Locke told the sordid Clemson story because, Ibach said, “he wanted to kind of cleanse his soul, and come clean.” In it, Locke — who later served as head coach at Jacksonville and Indiana State universities — admitted his wrongs in full detail and described a culture of accepted deception.
“I laugh when coaches tell me, ‘I won’t get caught. No one will find out,’” Locke wrote. “That’s all very good. Don’t get caught. But if you do, then what? If you have a conscience and get caught, what then? I had a conscience. That was my problem. Some coaches can cheat, day in and day out, and it never bothers them. God bless them, but it bothered me. It tore me apart, wrecked my life, both socially and professionally.”
Is big-league baseball exhibiting signs of a bothered conscience?
Admitting the obvious, that steroids were used, is not “coming clean.” Really, what should be done, baseball won’t do. McGwire’s admission should also make it clear that steroids did give him an unfair advantage.
Yes, only an elite few hundred people alive can hit a major-league slider over a stadium fence, and McGwire proved himself, even as a rookie, to rate near the top of that list. McGwire is right; that’s a God-given gift. But when honest ballplayers age and the injuries take a toll, they either soldier on with diminished ability or retire. Steroids allowed McGwire to delay that inevitability, break Maris’ record, and reach the once-rare 500-career-homers club.
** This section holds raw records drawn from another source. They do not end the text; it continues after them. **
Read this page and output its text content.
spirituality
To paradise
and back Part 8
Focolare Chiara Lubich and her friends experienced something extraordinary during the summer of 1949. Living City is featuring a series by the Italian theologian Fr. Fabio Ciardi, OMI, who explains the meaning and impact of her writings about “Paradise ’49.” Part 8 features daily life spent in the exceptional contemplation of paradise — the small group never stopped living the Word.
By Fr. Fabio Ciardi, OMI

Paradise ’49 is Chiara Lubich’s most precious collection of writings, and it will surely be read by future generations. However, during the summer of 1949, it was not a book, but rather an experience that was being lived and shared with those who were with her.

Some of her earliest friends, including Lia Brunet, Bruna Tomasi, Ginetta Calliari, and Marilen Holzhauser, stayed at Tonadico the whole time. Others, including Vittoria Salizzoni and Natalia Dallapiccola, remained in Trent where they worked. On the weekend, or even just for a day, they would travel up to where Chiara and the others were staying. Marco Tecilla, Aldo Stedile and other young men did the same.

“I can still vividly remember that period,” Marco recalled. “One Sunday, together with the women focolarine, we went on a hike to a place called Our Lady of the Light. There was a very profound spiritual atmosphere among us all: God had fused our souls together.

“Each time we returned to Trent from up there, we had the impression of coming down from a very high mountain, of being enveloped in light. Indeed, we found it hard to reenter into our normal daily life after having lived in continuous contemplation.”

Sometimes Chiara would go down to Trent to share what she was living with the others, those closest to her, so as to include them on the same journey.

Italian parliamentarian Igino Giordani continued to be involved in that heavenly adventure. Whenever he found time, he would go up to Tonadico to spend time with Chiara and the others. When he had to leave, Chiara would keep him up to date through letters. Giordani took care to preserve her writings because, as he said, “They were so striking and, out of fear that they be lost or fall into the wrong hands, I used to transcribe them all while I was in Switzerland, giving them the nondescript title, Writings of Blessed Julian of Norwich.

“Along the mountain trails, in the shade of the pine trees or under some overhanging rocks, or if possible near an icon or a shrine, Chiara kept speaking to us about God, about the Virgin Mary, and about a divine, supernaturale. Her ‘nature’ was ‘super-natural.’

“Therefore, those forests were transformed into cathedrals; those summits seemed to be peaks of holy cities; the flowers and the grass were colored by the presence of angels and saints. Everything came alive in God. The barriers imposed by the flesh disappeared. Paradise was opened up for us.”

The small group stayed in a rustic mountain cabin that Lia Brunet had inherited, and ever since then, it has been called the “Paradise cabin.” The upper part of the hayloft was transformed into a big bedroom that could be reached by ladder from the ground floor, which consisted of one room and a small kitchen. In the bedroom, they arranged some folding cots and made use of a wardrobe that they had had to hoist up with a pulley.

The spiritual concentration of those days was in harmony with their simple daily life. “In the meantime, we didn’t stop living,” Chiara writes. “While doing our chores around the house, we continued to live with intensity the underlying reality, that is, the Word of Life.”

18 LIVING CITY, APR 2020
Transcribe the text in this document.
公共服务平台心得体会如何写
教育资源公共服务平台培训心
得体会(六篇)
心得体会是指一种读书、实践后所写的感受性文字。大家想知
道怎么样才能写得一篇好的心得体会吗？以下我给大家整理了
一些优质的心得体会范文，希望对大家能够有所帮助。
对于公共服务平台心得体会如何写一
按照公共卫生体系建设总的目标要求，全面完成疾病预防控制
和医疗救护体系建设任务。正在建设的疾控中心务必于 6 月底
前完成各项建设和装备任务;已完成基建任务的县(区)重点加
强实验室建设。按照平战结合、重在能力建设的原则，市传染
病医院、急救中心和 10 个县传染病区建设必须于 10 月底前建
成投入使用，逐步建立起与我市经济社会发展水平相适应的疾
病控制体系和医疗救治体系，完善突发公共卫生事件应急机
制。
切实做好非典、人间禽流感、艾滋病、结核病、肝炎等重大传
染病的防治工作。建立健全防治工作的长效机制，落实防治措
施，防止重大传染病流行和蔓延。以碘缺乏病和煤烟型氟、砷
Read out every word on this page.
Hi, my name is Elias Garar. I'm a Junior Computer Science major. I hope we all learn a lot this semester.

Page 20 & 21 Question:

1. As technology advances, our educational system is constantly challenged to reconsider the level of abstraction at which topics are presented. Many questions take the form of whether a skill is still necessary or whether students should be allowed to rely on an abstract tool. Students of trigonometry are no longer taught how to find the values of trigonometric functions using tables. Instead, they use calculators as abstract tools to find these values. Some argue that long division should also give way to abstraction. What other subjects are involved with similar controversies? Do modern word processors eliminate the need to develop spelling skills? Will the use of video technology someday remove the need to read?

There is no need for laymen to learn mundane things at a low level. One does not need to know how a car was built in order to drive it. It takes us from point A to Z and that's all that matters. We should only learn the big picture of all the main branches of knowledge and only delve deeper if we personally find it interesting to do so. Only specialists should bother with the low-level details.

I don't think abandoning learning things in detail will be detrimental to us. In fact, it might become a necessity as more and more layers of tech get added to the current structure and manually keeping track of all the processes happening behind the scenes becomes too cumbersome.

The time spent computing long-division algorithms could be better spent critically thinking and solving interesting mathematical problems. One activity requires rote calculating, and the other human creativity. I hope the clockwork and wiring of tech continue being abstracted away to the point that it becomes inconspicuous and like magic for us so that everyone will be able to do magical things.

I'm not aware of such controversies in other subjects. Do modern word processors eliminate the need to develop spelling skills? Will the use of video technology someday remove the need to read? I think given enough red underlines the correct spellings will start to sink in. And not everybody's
He circled the bases 583 times, the eighth-highest total ever.
Honest players, past and present, got cheated. McGwire, along with the others who turned to steroids, and Commissioner Bud Selig should admit that.
McGwire had the chance to fess up in 2005, when he and others were called to testify before Congress. But fears about the painful impact on his friends and family, and the advice of attorneys, led him to keep the secret and say, “I’m not here to talk about the past.”
Telling the truth at that moment would have been a big step toward baseball regaining its honor. “I think he would’ve been a shining beacon, because there were so many others who were prevaricating and covering up,” said David Hein, a professor of religion and philosophy at Hood College, a Maryland school known for its honor system for students.
Instead, baseball perpetuates its honor problem. With every big achievement and every Hall of Fame vote, doubts will arise. Maybe it would help if Selig restored the stolen records of Maris and Hank Aaron, whose 755 career homers were eclipsed by Barry Bonds. Maybe baseball should release its hidden list of 103 players known to have tested positive for performance-enhancers. Maybe Selig should resign. Maybe all of the above.
Maybe baseball should prove honor still has place in the game.